Total revenues were US$1.80 billion in the 2017 year compared to US$1.93 billion for the year ended 31 December 2016, as the anticipated reduction in coal sales prices more than offset increased sales volumes. Although lower revenues were partially offset by decreased operating expenses, reduced depreciation, depletion and amortisation and increased income from oil and gas investments, net income attributable to ARLP for the 2017 year declined to US$303.6 million, or $2.80 per basic and diluted limited partner unit, compared to $339.4 million, or US$3.39 per basic and diluted limited partner unit, for the 2016 year. Adjusted EBITDA for the 2017 year also decreased to US$620.8 million compared to US$706.7 million in the 2016 year.
As previously announced on 26 January 2018, the Board of Directors of ARLP’s general partner (the board) increased the cash distribution to unitholders for the 2017 quarter to US$0.51 per unit (an annualised rate of US$2.04 per unit), payable on 14 February 2018 to all unitholders of record as of the close of trading on 7 February 2018. The announced distribution represents a 16.6% increase over the cash distribution of US$0.4375 per unit for the 2016 quarter and a 1.0% increase over the cash distribution of US$0.505 per unit for the sequential quarter.

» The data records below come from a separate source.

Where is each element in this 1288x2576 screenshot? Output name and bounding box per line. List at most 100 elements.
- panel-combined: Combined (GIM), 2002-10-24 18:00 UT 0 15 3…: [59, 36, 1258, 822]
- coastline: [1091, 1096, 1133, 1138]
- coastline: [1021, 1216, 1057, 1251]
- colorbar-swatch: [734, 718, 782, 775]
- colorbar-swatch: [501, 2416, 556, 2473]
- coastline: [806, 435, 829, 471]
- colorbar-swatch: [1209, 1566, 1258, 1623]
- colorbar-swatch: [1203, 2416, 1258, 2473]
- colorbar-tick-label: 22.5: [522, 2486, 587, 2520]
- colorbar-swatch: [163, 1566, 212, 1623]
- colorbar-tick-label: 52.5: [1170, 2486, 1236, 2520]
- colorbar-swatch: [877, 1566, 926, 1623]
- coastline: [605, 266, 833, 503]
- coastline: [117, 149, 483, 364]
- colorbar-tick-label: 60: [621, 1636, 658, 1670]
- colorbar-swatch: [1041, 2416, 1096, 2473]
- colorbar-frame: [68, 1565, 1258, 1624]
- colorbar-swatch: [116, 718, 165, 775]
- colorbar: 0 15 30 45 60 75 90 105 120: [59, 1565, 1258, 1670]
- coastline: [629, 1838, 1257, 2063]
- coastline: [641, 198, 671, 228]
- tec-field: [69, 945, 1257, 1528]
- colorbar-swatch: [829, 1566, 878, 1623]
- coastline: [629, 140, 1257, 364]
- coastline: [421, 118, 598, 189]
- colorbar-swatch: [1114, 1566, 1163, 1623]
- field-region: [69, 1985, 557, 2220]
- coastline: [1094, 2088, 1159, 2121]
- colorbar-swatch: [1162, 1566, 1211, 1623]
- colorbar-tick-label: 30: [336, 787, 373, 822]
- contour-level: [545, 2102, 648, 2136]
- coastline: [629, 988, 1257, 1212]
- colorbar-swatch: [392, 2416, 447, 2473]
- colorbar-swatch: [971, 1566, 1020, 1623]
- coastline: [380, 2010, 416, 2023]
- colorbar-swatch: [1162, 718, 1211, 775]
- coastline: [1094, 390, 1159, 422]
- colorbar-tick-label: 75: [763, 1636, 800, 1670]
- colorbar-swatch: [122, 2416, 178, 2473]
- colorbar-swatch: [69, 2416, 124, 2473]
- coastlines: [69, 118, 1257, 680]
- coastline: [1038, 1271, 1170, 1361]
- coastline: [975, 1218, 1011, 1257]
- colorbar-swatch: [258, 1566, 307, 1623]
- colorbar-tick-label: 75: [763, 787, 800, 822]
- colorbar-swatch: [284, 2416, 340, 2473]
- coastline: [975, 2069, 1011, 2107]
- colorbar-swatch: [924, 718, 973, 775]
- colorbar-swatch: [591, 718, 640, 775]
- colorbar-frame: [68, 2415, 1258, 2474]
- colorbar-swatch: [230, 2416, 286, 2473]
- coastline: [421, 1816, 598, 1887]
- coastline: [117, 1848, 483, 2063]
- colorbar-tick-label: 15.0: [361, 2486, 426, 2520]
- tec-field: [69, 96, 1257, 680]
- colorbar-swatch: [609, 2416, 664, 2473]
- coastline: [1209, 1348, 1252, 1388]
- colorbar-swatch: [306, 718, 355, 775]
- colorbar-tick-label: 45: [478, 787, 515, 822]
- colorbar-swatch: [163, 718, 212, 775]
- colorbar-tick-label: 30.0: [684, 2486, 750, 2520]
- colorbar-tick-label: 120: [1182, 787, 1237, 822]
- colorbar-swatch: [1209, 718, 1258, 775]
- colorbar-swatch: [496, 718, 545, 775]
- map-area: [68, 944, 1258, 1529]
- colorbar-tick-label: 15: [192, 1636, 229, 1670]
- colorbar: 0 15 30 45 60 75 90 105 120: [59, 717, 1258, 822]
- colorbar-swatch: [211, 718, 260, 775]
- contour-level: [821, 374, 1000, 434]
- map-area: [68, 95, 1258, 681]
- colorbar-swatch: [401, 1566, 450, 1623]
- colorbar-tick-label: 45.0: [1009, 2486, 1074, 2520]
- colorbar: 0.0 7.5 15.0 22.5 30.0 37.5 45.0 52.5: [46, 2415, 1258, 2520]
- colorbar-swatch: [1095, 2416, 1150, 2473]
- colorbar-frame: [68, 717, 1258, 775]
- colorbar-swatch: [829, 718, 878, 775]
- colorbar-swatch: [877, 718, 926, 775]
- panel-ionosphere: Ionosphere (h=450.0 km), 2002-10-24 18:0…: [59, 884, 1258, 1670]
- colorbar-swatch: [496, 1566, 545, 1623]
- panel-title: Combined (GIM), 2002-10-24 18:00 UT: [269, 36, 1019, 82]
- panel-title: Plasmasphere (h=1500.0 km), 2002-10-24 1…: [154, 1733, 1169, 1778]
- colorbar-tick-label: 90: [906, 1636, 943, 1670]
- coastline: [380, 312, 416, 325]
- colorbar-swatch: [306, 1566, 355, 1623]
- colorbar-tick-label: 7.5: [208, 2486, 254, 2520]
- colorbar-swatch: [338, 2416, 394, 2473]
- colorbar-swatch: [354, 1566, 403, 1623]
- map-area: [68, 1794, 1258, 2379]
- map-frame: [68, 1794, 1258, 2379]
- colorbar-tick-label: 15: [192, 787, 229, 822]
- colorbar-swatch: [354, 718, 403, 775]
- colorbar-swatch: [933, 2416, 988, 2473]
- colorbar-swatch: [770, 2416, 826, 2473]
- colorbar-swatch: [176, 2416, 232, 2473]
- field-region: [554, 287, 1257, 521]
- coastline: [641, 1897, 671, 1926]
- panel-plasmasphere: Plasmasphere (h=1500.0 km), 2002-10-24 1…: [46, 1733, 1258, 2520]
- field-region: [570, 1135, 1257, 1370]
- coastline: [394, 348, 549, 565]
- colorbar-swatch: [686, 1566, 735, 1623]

"ARLP achieved significant milestones and delivered impressive performance in 2017," said Joseph W. Craft III, President and Chief Executive Officer. "Operationally ARLP increased year-over-year production volumes by more than 6% or 2.4 million t and reduced Segment Adjusted EBITDA Expense by US$1.81/t. Sales volumes also increased 1.1 million t as ARLP expanded its presence in the international coal markets, delivering a record 5.6 million t to the export thermal market and 745 000 t to the export metallurgical market. This solid performance from our coal business and increased contribution from our investments in oil and gas minerals and compression services led ARLP to strong EBITDA and distributable cash flow in 2017. These results along with the successful completion of an eight year, US$400 million bond offering earlier in the year contributed to an improved balance sheet, allowed ARLP to return to growing distributions to unitholders beginning in July 2017 and continuing with the increase approved by the board for the 2017 quarter. For the year, ARLP achieved a robust 1.75 times distribution coverage ratio."
Craft continued: "ARLP enters 2018 poised for continued strong operating and financial performance. We expect improved demand from our domestic customers in the first half of 2018 as recent cold weather across much of the US has resulted in increased coal burn and reduced utility stockpiles. The international thermal and metallurgical coal markets continue to support participation by US producers and we anticipate ARLP’s sales to these markets will increase in 2018, having already booked commitments to export approximately 5.9 million t this year. As a result, ARLP is planning to increase production and sales volumes by 5 - 6% in 2018, which along with continued strong cost performance by our mines and an improving price environment are expected to drive solid results from ARLP’s coal operations. During the 2017 quarter, we booked close to 10 million t for delivery in 2018 and currently have price and volume commitments for approximately 85% of ARLP’s estimated 2018 production at the midpoint of our guidance. Longer term, we expect the strength of our market presence and strategically located, low cost mines will continue to support strong results from our coal operations for many years in the future."